MCP vs Traditional REST APIs - What's the Difference?
Compare MCP and REST APIs, learn when to use each, and see how they complement each other.
Key Takeaways
- MCP standardizes tool discovery and calling, while REST APIs expose raw endpoints.
- Use REST for direct app integrations and MCP for AI agent tool calling.
- MCP adds permissions, schemas, and logging that AI systems need in production.
- Most teams use both: REST for apps, MCP as the AI tooling layer.
The simplest way to compare MCP and REST
REST APIs are interfaces for software applications. MCP is a protocol for AI agents to discover and call tools safely. REST tells you how to request data. MCP tells an AI agent what tools exist, how to call them, and how to interpret results.
Think of REST as the engine and MCP as the driving system for an AI agent. MCP does not replace REST. It wraps it with a layer that AI agents can understand and trust.
Comparison table
| Dimension | REST APIs | MCP |
|---|---|---|
| Primary user | Applications and services | AI agents and LLMs |
| Discovery | Manual docs or SDKs | Automatic tool catalogs |
| Auth handling | Per app integration | Standardized per tool |
| Input schema | Often implicit or docs-only | Explicit tool schemas |
| Observability | App logging | Tool call logging and audit trails |
| Best use | Direct product features | AI tool calling workflows |
When to use REST APIs
REST is still the right choice for user-facing apps, partner integrations, and service-to-service communication. If your consumer is a web or mobile app, REST provides a stable contract with clear performance and security controls.
REST is also the baseline for internal microservices, where you control clients and want strict versioning and caching strategies.
- Building product features for end users.
- Integrating with partner services or third-party clients.

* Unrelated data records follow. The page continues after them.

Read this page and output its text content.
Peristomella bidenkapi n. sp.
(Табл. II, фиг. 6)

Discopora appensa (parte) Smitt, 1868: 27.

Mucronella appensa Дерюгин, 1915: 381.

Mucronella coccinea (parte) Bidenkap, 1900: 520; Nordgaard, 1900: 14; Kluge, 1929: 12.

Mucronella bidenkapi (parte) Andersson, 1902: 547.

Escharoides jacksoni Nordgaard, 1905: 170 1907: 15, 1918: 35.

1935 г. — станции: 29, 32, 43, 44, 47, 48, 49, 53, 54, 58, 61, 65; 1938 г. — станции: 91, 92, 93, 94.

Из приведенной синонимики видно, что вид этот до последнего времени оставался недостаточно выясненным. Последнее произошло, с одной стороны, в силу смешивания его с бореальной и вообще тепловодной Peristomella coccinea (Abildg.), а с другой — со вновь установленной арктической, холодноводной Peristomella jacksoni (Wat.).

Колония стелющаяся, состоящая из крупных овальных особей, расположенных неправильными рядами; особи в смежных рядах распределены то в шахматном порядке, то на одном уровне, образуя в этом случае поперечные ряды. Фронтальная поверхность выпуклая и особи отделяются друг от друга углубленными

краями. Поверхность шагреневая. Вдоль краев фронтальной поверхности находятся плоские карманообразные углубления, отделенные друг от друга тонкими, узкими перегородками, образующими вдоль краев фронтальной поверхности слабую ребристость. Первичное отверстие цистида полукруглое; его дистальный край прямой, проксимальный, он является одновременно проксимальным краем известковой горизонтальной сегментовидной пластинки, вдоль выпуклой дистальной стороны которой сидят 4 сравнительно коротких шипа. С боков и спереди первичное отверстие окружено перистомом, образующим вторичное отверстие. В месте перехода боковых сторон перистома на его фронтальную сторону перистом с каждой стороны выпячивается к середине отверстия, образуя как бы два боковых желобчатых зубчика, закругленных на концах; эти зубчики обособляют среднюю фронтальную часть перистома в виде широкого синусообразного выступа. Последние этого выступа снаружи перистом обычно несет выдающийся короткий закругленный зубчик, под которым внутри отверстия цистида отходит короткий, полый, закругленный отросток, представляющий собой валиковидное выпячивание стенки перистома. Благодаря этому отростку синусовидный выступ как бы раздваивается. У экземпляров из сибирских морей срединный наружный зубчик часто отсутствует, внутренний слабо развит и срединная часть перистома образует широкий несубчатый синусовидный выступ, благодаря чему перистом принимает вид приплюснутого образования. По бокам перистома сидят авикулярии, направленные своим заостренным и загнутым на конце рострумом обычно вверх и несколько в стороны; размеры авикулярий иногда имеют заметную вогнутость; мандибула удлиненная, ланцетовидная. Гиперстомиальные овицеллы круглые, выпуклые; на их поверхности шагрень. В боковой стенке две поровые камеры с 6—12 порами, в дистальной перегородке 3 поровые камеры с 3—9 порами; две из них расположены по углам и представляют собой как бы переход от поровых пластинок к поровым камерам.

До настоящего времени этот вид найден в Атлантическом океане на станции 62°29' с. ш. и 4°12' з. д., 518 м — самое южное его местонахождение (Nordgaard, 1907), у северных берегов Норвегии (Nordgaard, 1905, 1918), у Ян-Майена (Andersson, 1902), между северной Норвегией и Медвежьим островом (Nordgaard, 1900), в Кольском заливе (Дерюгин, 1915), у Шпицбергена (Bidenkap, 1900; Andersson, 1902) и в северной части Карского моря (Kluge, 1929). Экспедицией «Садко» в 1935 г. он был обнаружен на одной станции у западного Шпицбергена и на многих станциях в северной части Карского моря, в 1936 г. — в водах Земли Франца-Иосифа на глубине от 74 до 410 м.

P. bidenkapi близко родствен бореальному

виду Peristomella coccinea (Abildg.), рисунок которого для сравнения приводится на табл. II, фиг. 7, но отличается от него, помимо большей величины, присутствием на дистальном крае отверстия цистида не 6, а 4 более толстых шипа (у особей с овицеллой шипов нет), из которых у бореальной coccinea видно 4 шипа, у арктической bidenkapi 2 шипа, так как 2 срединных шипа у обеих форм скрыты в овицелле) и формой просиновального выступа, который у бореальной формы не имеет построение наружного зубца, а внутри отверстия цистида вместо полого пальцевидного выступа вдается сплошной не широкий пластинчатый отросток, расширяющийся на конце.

- Service-to-service communication inside your platform.
When to use MCP
Use MCP when the consumer is an AI agent that needs a tool catalog, robust validation, and consistent error handling. MCP lets models safely discover what they can do without reading docs or guessing parameters.
If you want governance over tool usage, MCP gives you access control, read-only defaults, and observability built into the protocol.
- AI assistants that need to call internal APIs.
- Claude Desktop integrations with multiple tools.
- Enterprise deployments with strict audit requirements.
How they work together
Most teams keep their REST APIs as-is and add MCP on top. LegacyAI reads your OpenAPI spec, generates MCP tools, and keeps them aligned as you evolve endpoints.
This pattern avoids duplication. Your REST APIs remain your source of truth. MCP becomes the AI-facing gateway that makes those APIs safe and discoverable for agents.
FAQ
Does MCP replace REST APIs?
No. MCP is a protocol for AI tool calling. It sits on top of REST APIs and makes them discoverable and safe for AI agents.
Can I use MCP without REST?
Yes, MCP can wrap any tool, but most teams start with REST because it is already documented via OpenAPI.
Why do AI agents need MCP?
Agents need structured tool metadata, input schemas, and consistent responses. MCP provides that structure so models can use tools reliably.
Is MCP only for Claude?
No. MCP is an open protocol that any AI agent can use. Claude Desktop is a common client, but the protocol is not vendor-locked.
How does LegacyAI connect MCP to REST?
LegacyAI reads your OpenAPI spec, generates MCP tool definitions, and handles auth and validation automatically.